Algunos no lo hacen. O sí, pero son tan descerebrados que piensan que se van a traer a un cactus de esos que se colocan en cualquier sitio de la casa y con regarlos malamente una vez al mes resisten, tan felices. Ess son los que luego forman ese 1,5 por ciento de padres adoptivos que devuelven a los niños porque la experiencia no es tan maravillosa como ellos esperaban.
No digo que no haya algún caso extremo. Recuerdo el de una desdichada pareja que adoptó a dos hermanos rusos que se revelaron como perfectos ejemplos de delicnuentes juveniles. Los dos prendas, ya entraditos en años, eran extremadamente violentos. Sus padres tuvieron que devolverlos.
Pero ejemplos como ese no pueden conformar el 1,5 por ciento de las adopciones. Hace tiempo, una funcionaria que trabaja en los servicios sociales gallegos me contaba el caso horripilante de un matrimonio de médicos que habían adoptado a dos hermanos, muy pequeños los dos. Seis meses después de que los niños entrasen en casa, los devolvieron porque daban mucho trabajo. Eso era todo. No eran dos asesinos, ni dos psicópatas, ni dos navajeros. Eran dos chiquillos que lloraban, se peleaban, se ponían malitos, pedían agua a gritos a las cinco de la mañana y se negaban a comer acelgas.
Vamos, lo que llevan haciendo los niños desde que el mundo es mundo.
Pero aquella pareja de hijos de puta se quejaban de la lata que les estaban dando los chavales. Los imbéciles debían pensar que habían adoptado una pareja de hamsters que sólo necesitaban agua, pienso y una rueda de plástico bien engrasada para entretenerse.
Y los pusieron en manos de los servicios sociales.
Lo que yo creo es que en casos como este la administración debería tener derecho a reclamar a los padres de quita y por los gastos de manutención y estudios de los niños develtos hasta que estos estuviesen en condiciones de mantenerse. No tiene sentido que alguien se empeñe en traerse a un niño desde el culo del mundo para luego desentenderse de él.
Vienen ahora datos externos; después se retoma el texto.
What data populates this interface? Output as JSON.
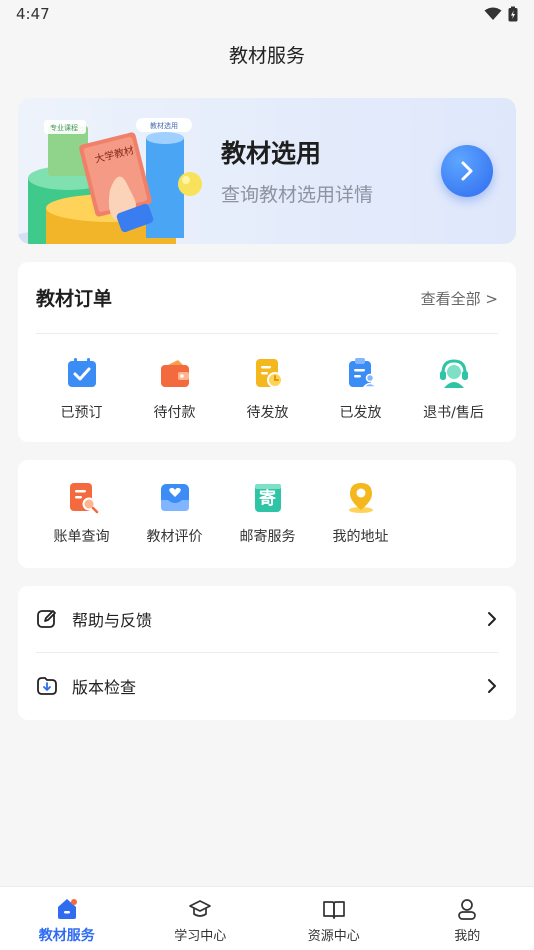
{
  "status": {
    "time": "4:47"
  },
  "header": {
    "title": "教材服务"
  },
  "banner": {
    "title": "教材选用",
    "subtitle": "查询教材选用详情",
    "book_text": "大学教材",
    "tag_left": "专业课程",
    "tag_right": "教材选用"
  },
  "orders": {
    "title": "教材订单",
    "view_all": "查看全部 >",
    "items": [
      {
        "label": "已预订",
        "icon": "calendar-check-icon"
      },
      {
        "label": "待付款",
        "icon": "wallet-icon"
      },
      {
        "label": "待发放",
        "icon": "clock-document-icon"
      },
      {
        "label": "已发放",
        "icon": "clipboard-user-icon"
      },
      {
        "label": "退书/售后",
        "icon": "headset-icon"
      }
    ]
  },
  "services": {
    "items": [
      {
        "label": "账单查询",
        "icon": "bill-search-icon"
      },
      {
        "label": "教材评价",
        "icon": "heart-tray-icon"
      },
      {
        "label": "邮寄服务",
        "icon": "mail-box-icon",
        "glyph": "寄"
      },
      {
        "label": "我的地址",
        "icon": "location-pin-icon"
      }
    ]
  },
  "settings": {
    "items": [
      {
        "label": "帮助与反馈",
        "icon": "edit-icon"
      },
      {
        "label": "版本检查",
        "icon": "download-icon"
      }
    ]
  },
  "tabs": [
    {
      "label": "教材服务",
      "icon": "home-icon",
      "active": true
    },
    {
      "label": "学习中心",
      "icon": "graduation-cap-icon",
      "active": false
    },
    {
      "label": "资源中心",
      "icon": "book-open-icon",
      "active": false
    },
    {
      "label": "我的",
      "icon": "user-icon",
      "active": false
    }
  ],
  "colors": {
    "accent": "#2f6cf1",
    "orange": "#f26a3d",
    "yellow": "#f5b71e",
    "blue": "#3c8cf5",
    "teal": "#2fc4a5"
  }
}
La semana pasada, una americana devolvió a rusia el niño que acababa de adoptar aduciendo que se portaba fatal. El crío tenía seis años, así que, por mal que se portara, tampoco iba a ser el Petiso Orejudo. Pero la muy madraza lo metió solo en un avión y lo mandó de vuelta a su patria chica.
Hoy, en El Mundo, se recogía el testimonio de un foro de internet en donde una miserable pedía una solución para su caso: ella y su marido tenían dos niños adoptados. Se habían divorciado y habían rehecho sus vidas respectivas. Ambos tenían hijos con sus nuevas parejas, y hete aquí que ahora los adoptaditos les estorban a los dos. Esa tía despreciable, Mariola se llamaba, decía que el estado "tenía que darle una solución a su problema".
Una solución, dice. A mí se me ocurren varias para ese tipo de personas, pero ninguna de ella es legal.
Lo que yo me pregunto ahora es ¿a dónde se devuelve a los padres como Mariola?